Wednesday, May 29, 2019

Simon vs. The Homo Sapiens Agenda by Becky Albertalli

read by Michael Crouch



Oh my goodness, what a sweet story. I don’t mean sappy—I mean the protagonist has a fantastic personality (airily witty, a little insecure, loving, impulsive, just precocious enough to be adorable and just bad enough at stuff to be believable) and ends up in a ridiculously bad situation and muddles through it as best he can and ends up… well, I won’t spoil it for you.

The setup: Simon Spier is a closeted gay teenager who has somehow managed to make contact, anonymously, with another closeted gay boy at his high school.

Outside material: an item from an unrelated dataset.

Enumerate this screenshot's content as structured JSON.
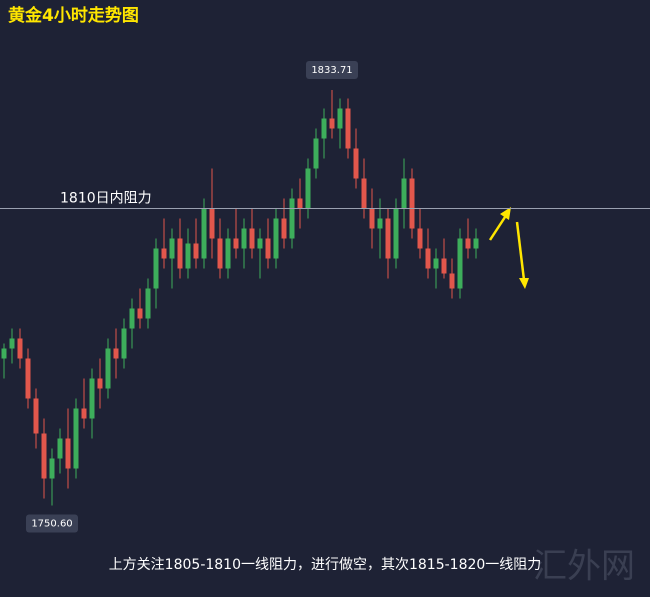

They deliberately don’t know who the other is; they call each other by code names (the other boy calls himself “Blue”) and they communicate without details that would out them to each other. Within that anonymity, they develop a super close bond that is just starting to feel romantic as the story begins.

And then, disaster strikes. Simon forgets to close out his email account on a school computer, and another kid, who has a crush on one of Simon’s female friends, finds it, takes some screen shots, and uses the information to blackmail Simon into playing wingman for him. It’s not entirely that Simon doesn’t want to be out as gay—he does, he’s just waiting for the right time. But he feels sure that if Blue gets outed, he’ll never speak to Simon again. And that’s just unacceptable.

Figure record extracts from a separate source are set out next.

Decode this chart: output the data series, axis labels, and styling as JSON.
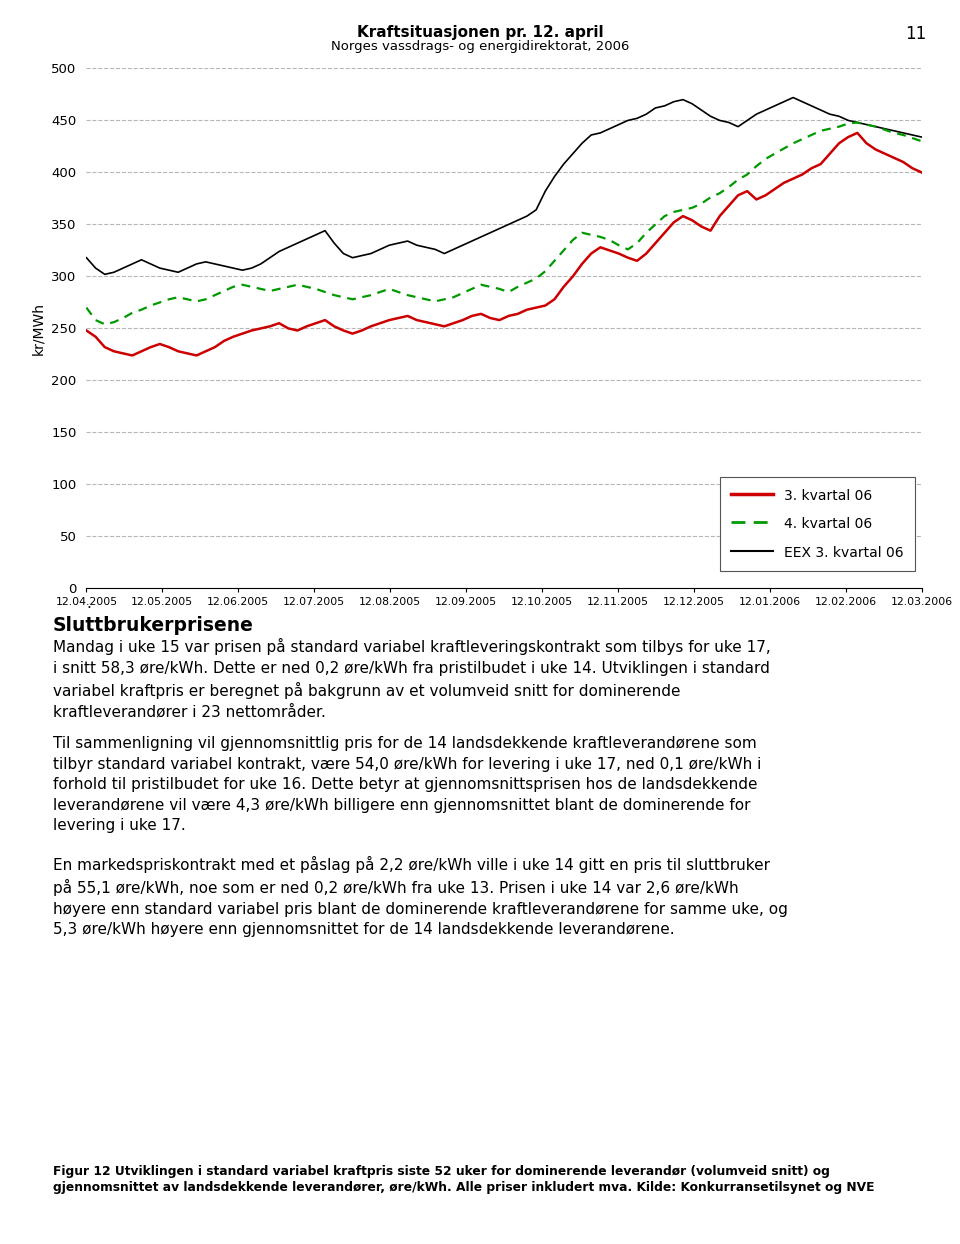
{
  "title": "Kraftsituasjonen pr. 12. april",
  "subtitle": "Norges vassdrags- og energidirektorat, 2006",
  "page_number": "11",
  "ylabel": "kr/MWh",
  "ylim": [
    0,
    500
  ],
  "yticks": [
    0,
    50,
    100,
    150,
    200,
    250,
    300,
    350,
    400,
    450,
    500
  ],
  "x_labels": [
    "12.04.2005",
    "12.05.2005",
    "12.06.2005",
    "12.07.2005",
    "12.08.2005",
    "12.09.2005",
    "12.10.2005",
    "12.11.2005",
    "12.12.2005",
    "12.01.2006",
    "12.02.2006",
    "12.03.2006"
  ],
  "legend_labels": [
    "3. kvartal 06",
    "4. kvartal 06",
    "EEX 3. kvartal 06"
  ],
  "line_colors": [
    "#cc0000",
    "#009900",
    "#000000"
  ],
  "grid_color": "#aaaaaa",
  "background_color": "#ffffff",
  "text_heading": "Sluttbrukerprisene",
  "text_para1": "Mandag i uke 15 var prisen på standard variabel kraftleveringskontrakt som tilbys for uke 17,\ni snitt 58,3 øre/kWh. Dette er ned 0,2 øre/kWh fra pristilbudet i uke 14. Utviklingen i standard\nvariabel kraftpris er beregnet på bakgrunn av et volumveid snitt for dominerende\nkraftleverandører i 23 nettområder.",
  "text_para2": "Til sammenligning vil gjennomsnittlig pris for de 14 landsdekkende kraftleverandørene som\ntilbyr standard variabel kontrakt, være 54,0 øre/kWh for levering i uke 17, ned 0,1 øre/kWh i\nforhold til pristilbudet for uke 16. Dette betyr at gjennomsnittsprisen hos de landsdekkende\nleverandørene vil være 4,3 øre/kWh billigere enn gjennomsnittet blant de dominerende for\nlevering i uke 17.",
  "text_para3": "En markedspriskontrakt med et påslag på 2,2 øre/kWh ville i uke 14 gitt en pris til sluttbruker\npå 55,1 øre/kWh, noe som er ned 0,2 øre/kWh fra uke 13. Prisen i uke 14 var 2,6 øre/kWh\nhøyere enn standard variabel pris blant de dominerende kraftleverandørene for samme uke, og\n5,3 øre/kWh høyere enn gjennomsnittet for de 14 landsdekkende leverandørene.",
  "caption_bold": "Figur 12 Utviklingen i standard variabel kraftpris siste 52 uker for dominerende leverandør (volumveid snitt) og",
  "caption_normal": "gjennomsnittet av landsdekkende leverandører, øre/kWh. Alle priser inkludert mva. Kilde: Konkurransetilsynet og NVE",
  "red_line": [
    248,
    242,
    232,
    228,
    226,
    224,
    228,
    232,
    235,
    232,
    228,
    226,
    224,
    228,
    232,
    238,
    242,
    245,
    248,
    250,
    252,
    255,
    250,
    248,
    252,
    255,
    258,
    252,
    248,
    245,
    248,
    252,
    255,
    258,
    260,
    262,
    258,
    256,
    254,
    252,
    255,
    258,
    262,
    264,
    260,
    258,
    262,
    264,
    268,
    270,
    272,
    278,
    290,
    300,
    312,
    322,
    328,
    325,
    322,
    318,
    315,
    322,
    332,
    342,
    352,
    358,
    354,
    348,
    344,
    358,
    368,
    378,
    382,
    374,
    378,
    384,
    390,
    394,
    398,
    404,
    408,
    418,
    428,
    434,
    438,
    428,
    422,
    418,
    414,
    410,
    404,
    400
  ],
  "green_dotted": [
    270,
    258,
    254,
    256,
    260,
    265,
    268,
    272,
    275,
    278,
    280,
    278,
    276,
    278,
    282,
    286,
    290,
    292,
    290,
    288,
    286,
    288,
    290,
    292,
    290,
    288,
    285,
    282,
    280,
    278,
    280,
    282,
    285,
    288,
    285,
    282,
    280,
    278,
    276,
    278,
    280,
    284,
    288,
    292,
    290,
    288,
    285,
    290,
    294,
    298,
    305,
    315,
    325,
    335,
    342,
    340,
    338,
    335,
    330,
    326,
    332,
    342,
    350,
    358,
    362,
    364,
    366,
    370,
    376,
    380,
    386,
    393,
    398,
    406,
    413,
    418,
    423,
    428,
    432,
    436,
    440,
    442,
    444,
    447,
    448,
    446,
    444,
    441,
    438,
    436,
    433,
    430
  ],
  "black_line": [
    318,
    308,
    302,
    304,
    308,
    312,
    316,
    312,
    308,
    306,
    304,
    308,
    312,
    314,
    312,
    310,
    308,
    306,
    308,
    312,
    318,
    324,
    328,
    332,
    336,
    340,
    344,
    332,
    322,
    318,
    320,
    322,
    326,
    330,
    332,
    334,
    330,
    328,
    326,
    322,
    326,
    330,
    334,
    338,
    342,
    346,
    350,
    354,
    358,
    364,
    382,
    396,
    408,
    418,
    428,
    436,
    438,
    442,
    446,
    450,
    452,
    456,
    462,
    464,
    468,
    470,
    466,
    460,
    454,
    450,
    448,
    444,
    450,
    456,
    460,
    464,
    468,
    472,
    468,
    464,
    460,
    456,
    454,
    450,
    448,
    446,
    444,
    442,
    440,
    438,
    436,
    434
  ]
}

Hijinks ensue, and this book is plot-based enough that I don’t dare say another word about them. So there you go.

What I loved about this book: well, Simon’s personality, which I already discussed. And the fact that any character you spend any time with at all is also a distinct personality, and all the interwoven and complex relationships including a few intense friendships (the kind most people don't have past high school), and the moral ambiguity and complexity of the situations and people’s reactions to them. Also the many cultural references—I’m the wrong age to get many of them, but I enjoyed the way they were tossed around in a way that made the characters and setting more grounded in reality and I ended up googling some music.

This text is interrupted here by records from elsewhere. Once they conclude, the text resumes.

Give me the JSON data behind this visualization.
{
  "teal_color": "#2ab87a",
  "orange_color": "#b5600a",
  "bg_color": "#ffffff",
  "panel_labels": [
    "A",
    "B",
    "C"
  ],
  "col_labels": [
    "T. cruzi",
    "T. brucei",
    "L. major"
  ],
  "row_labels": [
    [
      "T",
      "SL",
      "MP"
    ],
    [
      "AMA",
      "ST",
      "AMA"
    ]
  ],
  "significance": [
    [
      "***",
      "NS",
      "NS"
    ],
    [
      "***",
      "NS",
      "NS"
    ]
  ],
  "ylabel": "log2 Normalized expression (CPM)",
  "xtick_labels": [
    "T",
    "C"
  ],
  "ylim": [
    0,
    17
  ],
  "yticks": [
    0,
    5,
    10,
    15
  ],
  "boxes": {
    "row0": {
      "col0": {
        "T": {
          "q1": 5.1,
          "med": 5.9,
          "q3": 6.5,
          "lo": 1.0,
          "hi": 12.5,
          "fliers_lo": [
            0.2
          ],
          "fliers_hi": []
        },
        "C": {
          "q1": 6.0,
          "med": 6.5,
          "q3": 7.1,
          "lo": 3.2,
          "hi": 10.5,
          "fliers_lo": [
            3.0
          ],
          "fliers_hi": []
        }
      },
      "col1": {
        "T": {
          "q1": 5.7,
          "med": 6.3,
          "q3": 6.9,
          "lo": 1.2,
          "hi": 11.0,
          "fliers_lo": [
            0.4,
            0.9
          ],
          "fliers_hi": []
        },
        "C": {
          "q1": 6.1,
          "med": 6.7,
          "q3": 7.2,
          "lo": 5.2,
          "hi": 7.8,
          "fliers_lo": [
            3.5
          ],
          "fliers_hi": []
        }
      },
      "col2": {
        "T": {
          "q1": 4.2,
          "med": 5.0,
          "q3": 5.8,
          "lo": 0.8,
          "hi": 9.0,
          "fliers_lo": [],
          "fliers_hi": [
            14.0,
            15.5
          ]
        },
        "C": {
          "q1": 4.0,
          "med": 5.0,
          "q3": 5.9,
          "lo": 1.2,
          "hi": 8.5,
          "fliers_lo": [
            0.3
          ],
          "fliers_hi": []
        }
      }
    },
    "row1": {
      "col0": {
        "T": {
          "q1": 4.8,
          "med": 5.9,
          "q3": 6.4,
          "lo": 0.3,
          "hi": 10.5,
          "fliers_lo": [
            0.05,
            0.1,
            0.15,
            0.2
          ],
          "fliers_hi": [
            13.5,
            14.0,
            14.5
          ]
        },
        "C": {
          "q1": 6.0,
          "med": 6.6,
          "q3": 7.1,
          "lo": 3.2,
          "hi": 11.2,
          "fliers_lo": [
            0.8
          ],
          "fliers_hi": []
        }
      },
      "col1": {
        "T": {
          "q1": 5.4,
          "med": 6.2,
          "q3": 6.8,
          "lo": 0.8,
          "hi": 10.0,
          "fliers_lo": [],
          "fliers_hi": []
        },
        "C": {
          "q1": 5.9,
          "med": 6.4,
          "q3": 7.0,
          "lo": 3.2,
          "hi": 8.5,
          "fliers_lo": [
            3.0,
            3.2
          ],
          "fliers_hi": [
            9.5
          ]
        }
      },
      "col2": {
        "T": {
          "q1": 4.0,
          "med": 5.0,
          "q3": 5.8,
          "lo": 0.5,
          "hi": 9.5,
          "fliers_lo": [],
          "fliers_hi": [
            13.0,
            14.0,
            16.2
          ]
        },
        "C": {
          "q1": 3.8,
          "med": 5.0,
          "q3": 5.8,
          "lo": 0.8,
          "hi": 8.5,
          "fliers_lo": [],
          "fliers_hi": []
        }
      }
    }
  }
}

Oh, and I understand this has been made into a movie called Love, Simon. It's probably pretty good. But I've already got these characters in my head just the way I want them to be, in part because Michael Crouch did such a fantastic job with the reading for the audiobook. So I'm going to hold off on watching it, for now at least. I'm sure my curiosity will get the better of me eventually.

Basically this book is better than it needs to be, and I thoroughly enjoyed it. Highly recommend.